Informatics Senior Chinmayee Channuri wins Fall 2025 Dean’s Choice Award for Capstone Project

Published:
December 22, 2025
Fall 2025 Dean’s Choice Award_Michael Agresta

Chinmayee Channuri, an undergraduate senior double-majoring in Informatics at the School of Information and Management Information Systems at McCombs School of Business, has won the Fall 2025 Dean’s Choice Award for her capstone project “Building Product Growth Metrics for Voila Voice.” Dean’s Choice Awards are selected from among graduating iSchool students by Interim Dean Soo Young Rieh at our semi-annual iSchool Capstone Poster Session events. 

Channuri’s winning project aimed to help Voila Voice, an early-stage AI ed-tech startup, gain clarity around how users experience and derive value from the product. As Voila Voice scaled, the team needed a reliable way to understand user behavior, identify signals of product-market fit, and make confident growth decisions. Channuri’s contribution was to translate complex product data into an easy-to-understand map of the full user journey and dashboards aligned to key stages of product growth, giving the company better visibility into how users discover, engage with, and return to the product. 
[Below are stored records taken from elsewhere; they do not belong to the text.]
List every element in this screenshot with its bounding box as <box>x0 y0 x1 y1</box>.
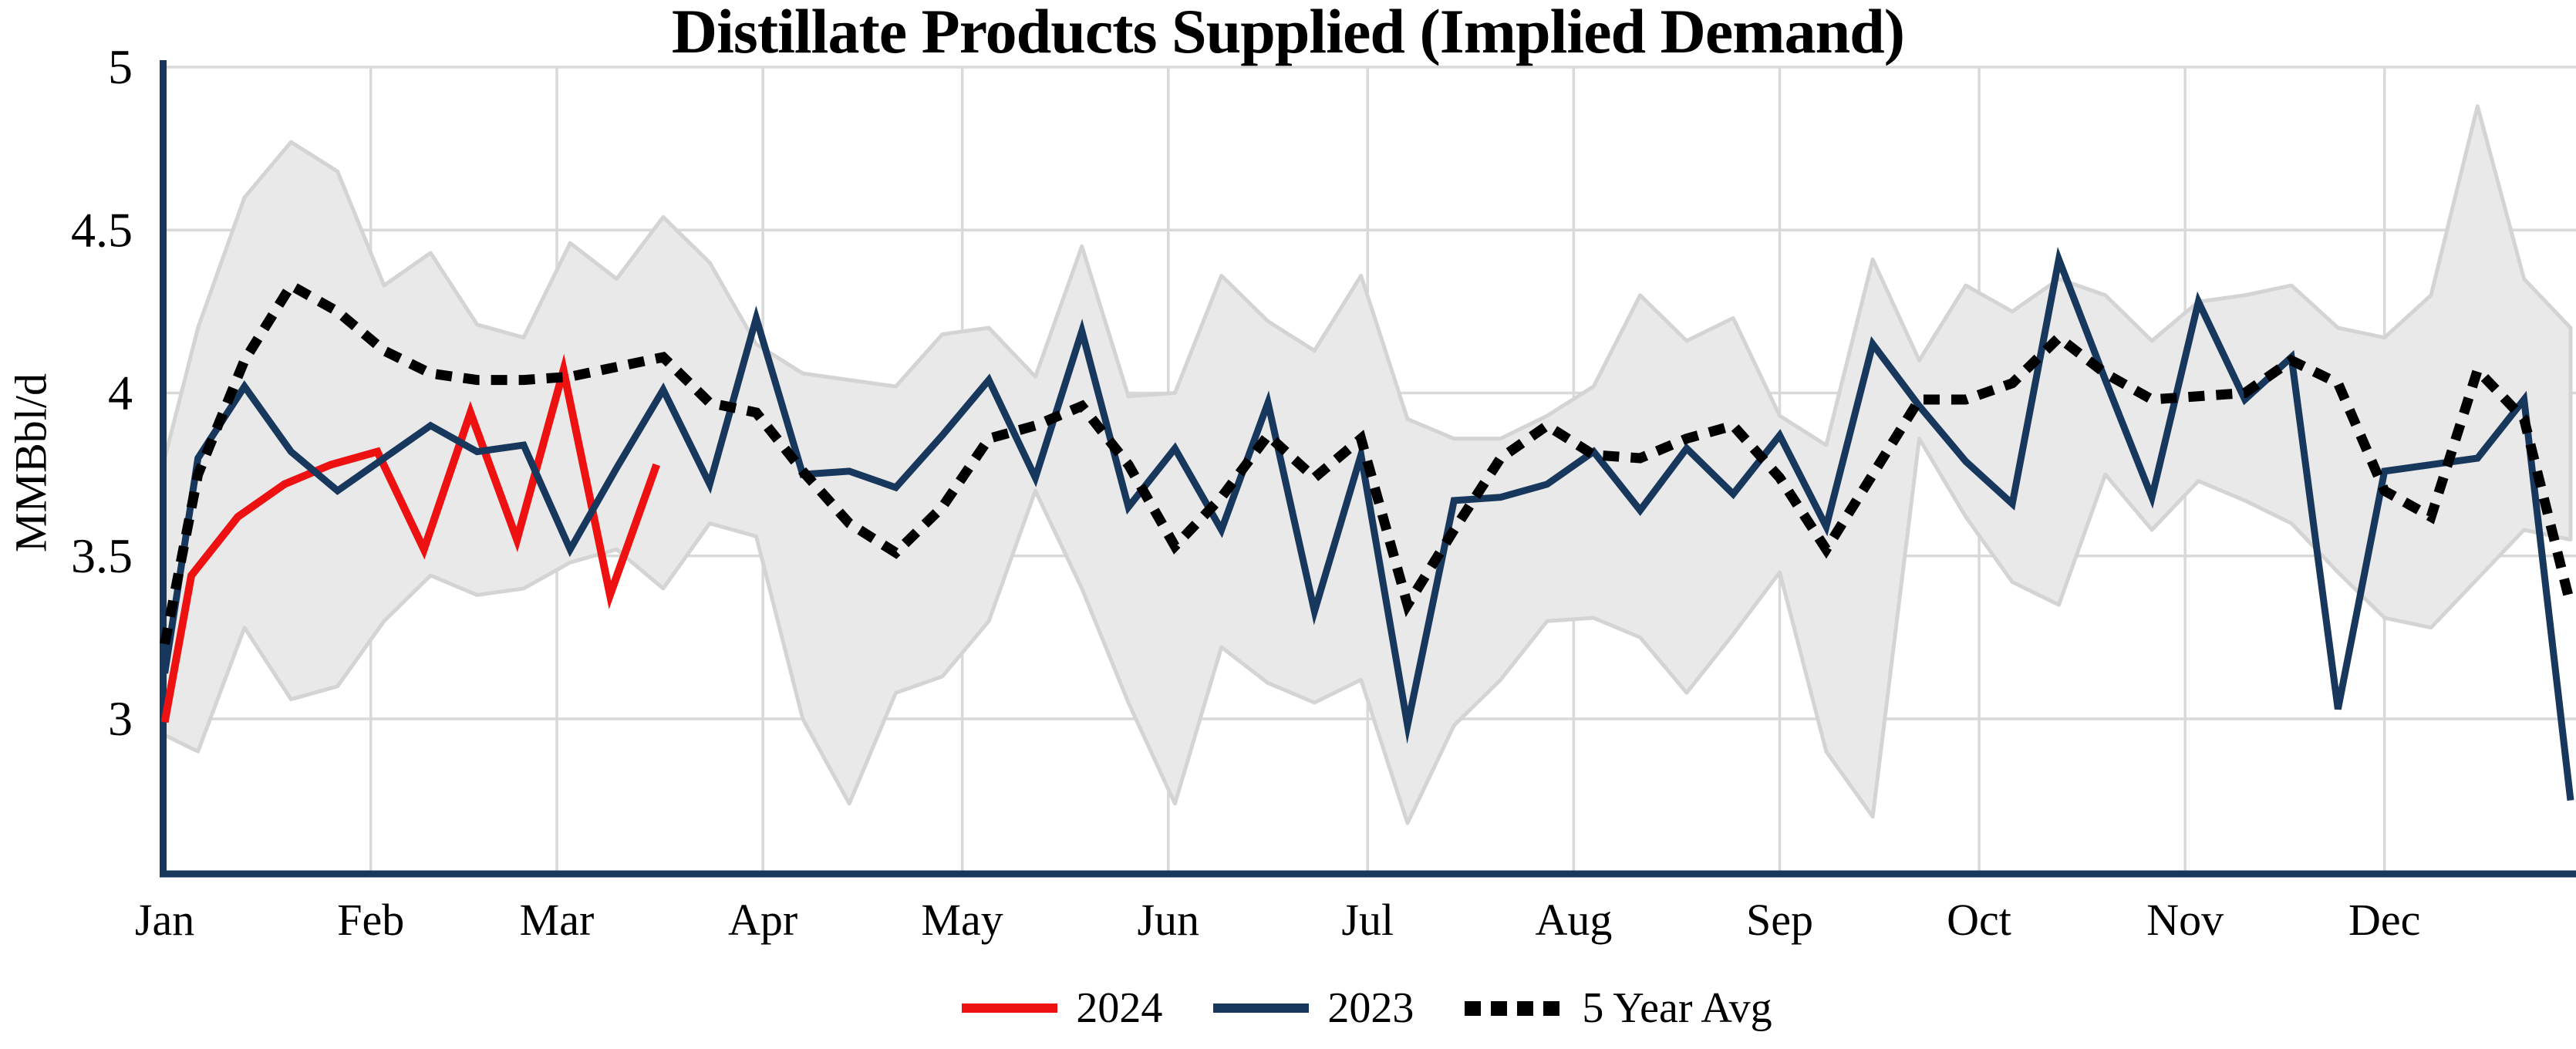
x-tick-label: May <box>921 895 1003 945</box>
x-tick-label: Oct <box>1947 895 2011 945</box>
x-tick-label: Mar <box>520 895 595 945</box>
five-year-avg-line <box>160 278 2576 646</box>
x-tick-label: Apr <box>728 895 797 945</box>
series-2023-line <box>161 246 2574 801</box>
x-tick-label: Jun <box>1137 895 1199 945</box>
legend: 2024 2023 5 Year Avg <box>158 973 2576 1043</box>
y-tick-label: 3 <box>108 691 133 746</box>
y-tick-label: 3.5 <box>71 528 133 583</box>
x-tick-label: Dec <box>2348 895 2420 945</box>
legend-item-5yr-avg: 5 Year Avg <box>1465 987 1772 1030</box>
legend-item-2023: 2023 <box>1213 987 1414 1030</box>
y-tick-label: 4.5 <box>71 202 133 257</box>
y-tick-label: 4 <box>108 366 133 420</box>
x-tick-label: Feb <box>337 895 404 945</box>
legend-label-2024: 2024 <box>1076 984 1163 1032</box>
legend-swatch-2023 <box>1213 1003 1310 1013</box>
x-tick-label: Nov <box>2146 895 2224 945</box>
legend-label-5yr-avg: 5 Year Avg <box>1582 984 1772 1032</box>
series-2024-line <box>160 353 660 724</box>
x-tick-label: Jan <box>135 895 194 945</box>
chart-title: Distillate Products Supplied (Implied De… <box>671 0 1905 66</box>
x-tick-label: Sep <box>1746 895 1813 945</box>
legend-swatch-5yr-avg-dotted <box>1465 1000 1564 1016</box>
x-tick-label: Jul <box>1341 895 1394 945</box>
y-tick-label: 5 <box>108 39 133 94</box>
x-tick-label: Aug <box>1535 895 1612 945</box>
legend-swatch-2024 <box>962 1003 1058 1013</box>
legend-item-2024: 2024 <box>962 987 1162 1030</box>
legend-label-2023: 2023 <box>1327 984 1414 1032</box>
“During my time at the iSchool, I learned to see analytics as a design problem grounded in user empathy, not just a technical exercise,” Channuri says. “While an effective analytics system does begin with asking the right questions, the iSchool taught me that those questions must be shaped by an understanding of the real users behind the data.” 

Working with Voila Voice, Channuri took those ideas to heart, striving to create an internal analytics system that was every bit as human-oriented as the product’s interface and user experience design.  
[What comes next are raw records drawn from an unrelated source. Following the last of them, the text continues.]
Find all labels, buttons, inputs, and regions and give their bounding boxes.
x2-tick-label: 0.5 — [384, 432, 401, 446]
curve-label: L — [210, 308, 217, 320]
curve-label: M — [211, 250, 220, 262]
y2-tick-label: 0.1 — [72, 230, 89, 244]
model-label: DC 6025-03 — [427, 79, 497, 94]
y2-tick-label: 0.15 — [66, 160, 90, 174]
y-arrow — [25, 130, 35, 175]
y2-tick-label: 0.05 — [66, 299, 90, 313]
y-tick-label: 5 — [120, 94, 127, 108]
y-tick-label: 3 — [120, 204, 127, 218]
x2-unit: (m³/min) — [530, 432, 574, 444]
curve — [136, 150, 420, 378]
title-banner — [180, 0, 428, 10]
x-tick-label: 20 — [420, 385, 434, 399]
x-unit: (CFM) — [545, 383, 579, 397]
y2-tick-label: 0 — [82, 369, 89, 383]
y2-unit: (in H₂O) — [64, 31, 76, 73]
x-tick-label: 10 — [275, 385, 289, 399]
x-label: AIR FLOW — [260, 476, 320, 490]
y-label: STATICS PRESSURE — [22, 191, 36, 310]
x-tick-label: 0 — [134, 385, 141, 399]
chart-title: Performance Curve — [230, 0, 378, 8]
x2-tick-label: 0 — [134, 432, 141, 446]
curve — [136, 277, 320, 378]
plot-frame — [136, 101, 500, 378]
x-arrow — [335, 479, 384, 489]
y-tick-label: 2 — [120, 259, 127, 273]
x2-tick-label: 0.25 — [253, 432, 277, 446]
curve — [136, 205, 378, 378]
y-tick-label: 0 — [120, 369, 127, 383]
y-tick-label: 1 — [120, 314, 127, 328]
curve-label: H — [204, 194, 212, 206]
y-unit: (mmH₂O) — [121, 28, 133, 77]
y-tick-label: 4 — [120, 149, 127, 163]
“Rather than centering my work on surface-level metrics, I designed product-growth dashboards that highlighted meaningful user behavior and real signals of product value,” she says. “I also built the underlying analytics system to be lightweight yet scalable, ensuring it could grow alongside the product without sacrificing clarity or interpretability.” 
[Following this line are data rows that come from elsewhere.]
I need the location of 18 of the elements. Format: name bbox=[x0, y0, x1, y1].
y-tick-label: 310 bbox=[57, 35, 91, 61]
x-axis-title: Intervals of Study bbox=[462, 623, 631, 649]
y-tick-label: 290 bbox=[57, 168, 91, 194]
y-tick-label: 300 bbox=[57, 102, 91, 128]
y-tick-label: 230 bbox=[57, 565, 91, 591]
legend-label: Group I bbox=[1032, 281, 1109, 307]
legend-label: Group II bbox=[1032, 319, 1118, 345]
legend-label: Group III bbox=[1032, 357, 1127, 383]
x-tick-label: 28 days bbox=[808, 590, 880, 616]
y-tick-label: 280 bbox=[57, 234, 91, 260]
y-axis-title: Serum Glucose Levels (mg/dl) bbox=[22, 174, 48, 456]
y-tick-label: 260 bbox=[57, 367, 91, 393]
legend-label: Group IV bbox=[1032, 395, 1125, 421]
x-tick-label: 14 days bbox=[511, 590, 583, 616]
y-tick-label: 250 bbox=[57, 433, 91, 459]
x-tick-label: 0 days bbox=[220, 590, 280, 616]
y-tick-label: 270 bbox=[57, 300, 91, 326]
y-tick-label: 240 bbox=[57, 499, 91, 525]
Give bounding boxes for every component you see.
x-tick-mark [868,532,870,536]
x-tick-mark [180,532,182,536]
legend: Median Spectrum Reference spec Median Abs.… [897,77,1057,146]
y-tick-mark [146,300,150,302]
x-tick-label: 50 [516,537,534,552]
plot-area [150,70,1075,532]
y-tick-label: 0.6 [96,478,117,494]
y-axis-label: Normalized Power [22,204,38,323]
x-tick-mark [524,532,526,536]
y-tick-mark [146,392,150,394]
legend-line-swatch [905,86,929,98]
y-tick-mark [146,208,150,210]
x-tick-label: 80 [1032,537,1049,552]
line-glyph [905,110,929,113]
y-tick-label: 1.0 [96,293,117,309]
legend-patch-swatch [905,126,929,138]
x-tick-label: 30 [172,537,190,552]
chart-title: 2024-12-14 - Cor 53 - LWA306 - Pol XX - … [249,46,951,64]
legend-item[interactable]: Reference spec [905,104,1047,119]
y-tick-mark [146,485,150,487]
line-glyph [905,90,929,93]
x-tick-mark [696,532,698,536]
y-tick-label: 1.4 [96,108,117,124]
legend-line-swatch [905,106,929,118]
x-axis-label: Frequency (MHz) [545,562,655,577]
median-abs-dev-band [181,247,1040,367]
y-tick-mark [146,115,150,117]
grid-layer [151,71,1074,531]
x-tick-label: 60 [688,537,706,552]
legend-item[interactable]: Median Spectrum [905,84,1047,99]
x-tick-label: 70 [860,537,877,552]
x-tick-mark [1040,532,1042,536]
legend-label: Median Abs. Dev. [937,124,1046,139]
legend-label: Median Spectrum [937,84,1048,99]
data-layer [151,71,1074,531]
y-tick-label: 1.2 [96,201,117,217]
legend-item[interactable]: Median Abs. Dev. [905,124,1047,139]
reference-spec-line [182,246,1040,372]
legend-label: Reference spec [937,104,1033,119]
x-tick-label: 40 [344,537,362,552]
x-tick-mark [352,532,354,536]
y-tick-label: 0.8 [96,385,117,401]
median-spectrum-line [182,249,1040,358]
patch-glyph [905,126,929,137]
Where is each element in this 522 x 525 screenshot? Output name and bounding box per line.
Channuri sees her capstone project as a bridge between her academic training and her long-term goal of working in technical product management, giving her invaluable hands-on experience at the intersection of product, data, and engineering. 

“More importantly, the project reinforced the kind of product builder and leader I aspire to be,” Channuri adds. “As I continue my career, I hope to build data-driven products where decisions are guided by trustworthy, interpretable insights and where user behavior serves as a tool for clarity, alignment, and long-term impact.”